Tuesday, December 6, 2011

“In the clearing stands a Boxer…” (Paul Simon, Simon & Garfunkel)

In my league of extraordinary heroes, Paul Simon stands tall among them. He inspires me to write beautiful thigns. Yes, he’s a fine musician with one of the most emotionally sweet voices that I’ve ever heard, but what always gets me about him is the way that he pieces together words into heartbreaking, truthful, and beautiful stories. He captures a moment, a feeling better than anyone else that I can think of and for that I am forever smitten.

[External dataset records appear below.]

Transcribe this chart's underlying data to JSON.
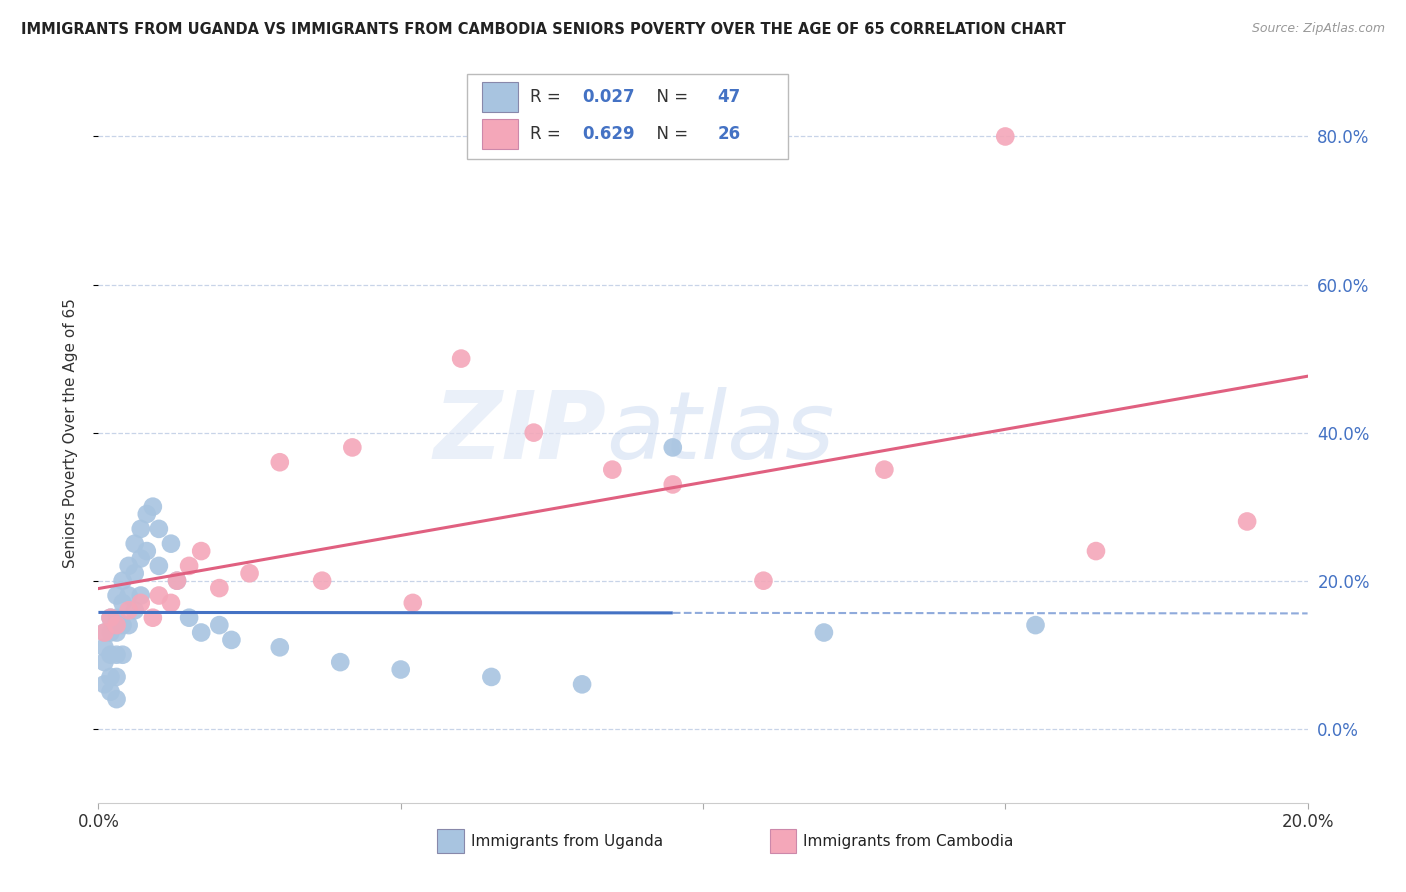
{
  "title": "IMMIGRANTS FROM UGANDA VS IMMIGRANTS FROM CAMBODIA SENIORS POVERTY OVER THE AGE OF 65 CORRELATION CHART",
  "source": "Source: ZipAtlas.com",
  "ylabel": "Seniors Poverty Over the Age of 65",
  "xlabel_uganda": "Immigrants from Uganda",
  "xlabel_cambodia": "Immigrants from Cambodia",
  "xlim": [
    0.0,
    0.2
  ],
  "ylim": [
    -0.1,
    0.9
  ],
  "yticks": [
    0.0,
    0.2,
    0.4,
    0.6,
    0.8
  ],
  "xticks": [
    0.0,
    0.05,
    0.1,
    0.15,
    0.2
  ],
  "uganda_color": "#a8c4e0",
  "cambodia_color": "#f4a7b9",
  "uganda_line_color": "#4472c4",
  "cambodia_line_color": "#e06080",
  "R_uganda": 0.027,
  "N_uganda": 47,
  "R_cambodia": 0.629,
  "N_cambodia": 26,
  "watermark_ZIP": "ZIP",
  "watermark_atlas": "atlas",
  "background_color": "#ffffff",
  "grid_color": "#c8d4e8",
  "uganda_x": [
    0.001,
    0.001,
    0.001,
    0.001,
    0.002,
    0.002,
    0.002,
    0.002,
    0.002,
    0.003,
    0.003,
    0.003,
    0.003,
    0.003,
    0.003,
    0.004,
    0.004,
    0.004,
    0.004,
    0.005,
    0.005,
    0.005,
    0.006,
    0.006,
    0.006,
    0.007,
    0.007,
    0.007,
    0.008,
    0.008,
    0.009,
    0.01,
    0.01,
    0.012,
    0.013,
    0.015,
    0.017,
    0.02,
    0.022,
    0.03,
    0.04,
    0.05,
    0.065,
    0.08,
    0.095,
    0.12,
    0.155
  ],
  "uganda_y": [
    0.13,
    0.11,
    0.09,
    0.06,
    0.15,
    0.13,
    0.1,
    0.07,
    0.05,
    0.18,
    0.15,
    0.13,
    0.1,
    0.07,
    0.04,
    0.2,
    0.17,
    0.14,
    0.1,
    0.22,
    0.18,
    0.14,
    0.25,
    0.21,
    0.16,
    0.27,
    0.23,
    0.18,
    0.29,
    0.24,
    0.3,
    0.27,
    0.22,
    0.25,
    0.2,
    0.15,
    0.13,
    0.14,
    0.12,
    0.11,
    0.09,
    0.08,
    0.07,
    0.06,
    0.38,
    0.13,
    0.14
  ],
  "cambodia_x": [
    0.001,
    0.002,
    0.003,
    0.005,
    0.007,
    0.009,
    0.01,
    0.012,
    0.013,
    0.015,
    0.017,
    0.02,
    0.025,
    0.03,
    0.037,
    0.042,
    0.052,
    0.06,
    0.072,
    0.085,
    0.095,
    0.11,
    0.13,
    0.15,
    0.165,
    0.19
  ],
  "cambodia_y": [
    0.13,
    0.15,
    0.14,
    0.16,
    0.17,
    0.15,
    0.18,
    0.17,
    0.2,
    0.22,
    0.24,
    0.19,
    0.21,
    0.36,
    0.2,
    0.38,
    0.17,
    0.5,
    0.4,
    0.35,
    0.33,
    0.2,
    0.35,
    0.8,
    0.24,
    0.28
  ]
}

I was lucky enough to snag some tickets (although row DD wasn’t perfect, I was still in the hall) to see him at his performance at Ruth Eckerd Hall last night. It’s sort of terrifying to see someone that you’ve admired for most of your life because people are fallible and real. I’ve seen a lot of people who completely won me with their live sets (Bob Dylan – how is it that Dylan stays so humble?) and then others that have made me never want to listen to their music again (*coughJohnMellencampcough*). I am happy to say that Simon was genuine, funny, and gracious. He seems to still love performing his music, and that has become a rarity. His voice still sounds incredible. It was just a fun night with great music. His music spans decades and it hasn’t lost any of its relevance or impact (some of my favorites of the night were from his newest CD So Beautiful or So What... check out the awesome setlist).

In honor of a great night, I’ve picked out some of my Simon faves.

Don’t Call Me Al

Before I knew who Paul Simon was, I knew that crazy video with the two guys dancing and lip synching. The video made me laugh, the music made me want to dance, and it just sounded so cool. I was hooked. I’d watch for the video on MTV… you know back in the days when the M stood for music instead of morons. I never scoff at hilarity of Chevy Chase either (one of these days, I need to write my ode to Christmas Vacation).

Bleecker Street

A much documented fact is that I become obsessed with vinyl (I said records back in the day) in my teenage years. I can still clearly remember a Saturday afternoon at the Old 54 flea market where I bought an old army jacket and a vinyl copy of Parsley Sage Rosemary and Thyme. I remember the musty smell of the record, the way it would pop on the 6 o'clock news song and make it even more hauntingly awesome, and how I insisted on wearing that stupid jacket all of the time even though Florida is about a million degrees. Soon after, I had every S&G album and I would listen to them for hours while I painted in my bedroom. Their music will always be so extremely special to me for that. This is one of my favorite songs. 

The Afterlife

This is from So Beautiful Or So What. What I love the most about this is the totally snarky view on death (I hope, I'm not always good at guessing what other people's work is about). Maybe we should all work harder at adopting a sense of humor. Plus, it really makes me want to dance.

The Sound of Silence

I included this song because hearing him sing it live was like a religious experience. I don’t even mind admitting that my eyes went a bit teary. The thing about Simon is that when he was in his 20s, he was already writing the songs with the grace and beauty of an old soul. He saw the world and wrote about it with honesty, integrity, and intelligence. Seeing him with just a guitar and a dark stage performing that song, a smidge older, was just perfect. I almost wish that he would put out a live album of him singing some of the old S&G songs. I like that he sings them a bit different now yet still includes all the heart and soul.

The Only Living Boy in New York

I have to include this song too because it seemed like few people cheered as loudly as they should have when he played it. This song is sincerely brilliant.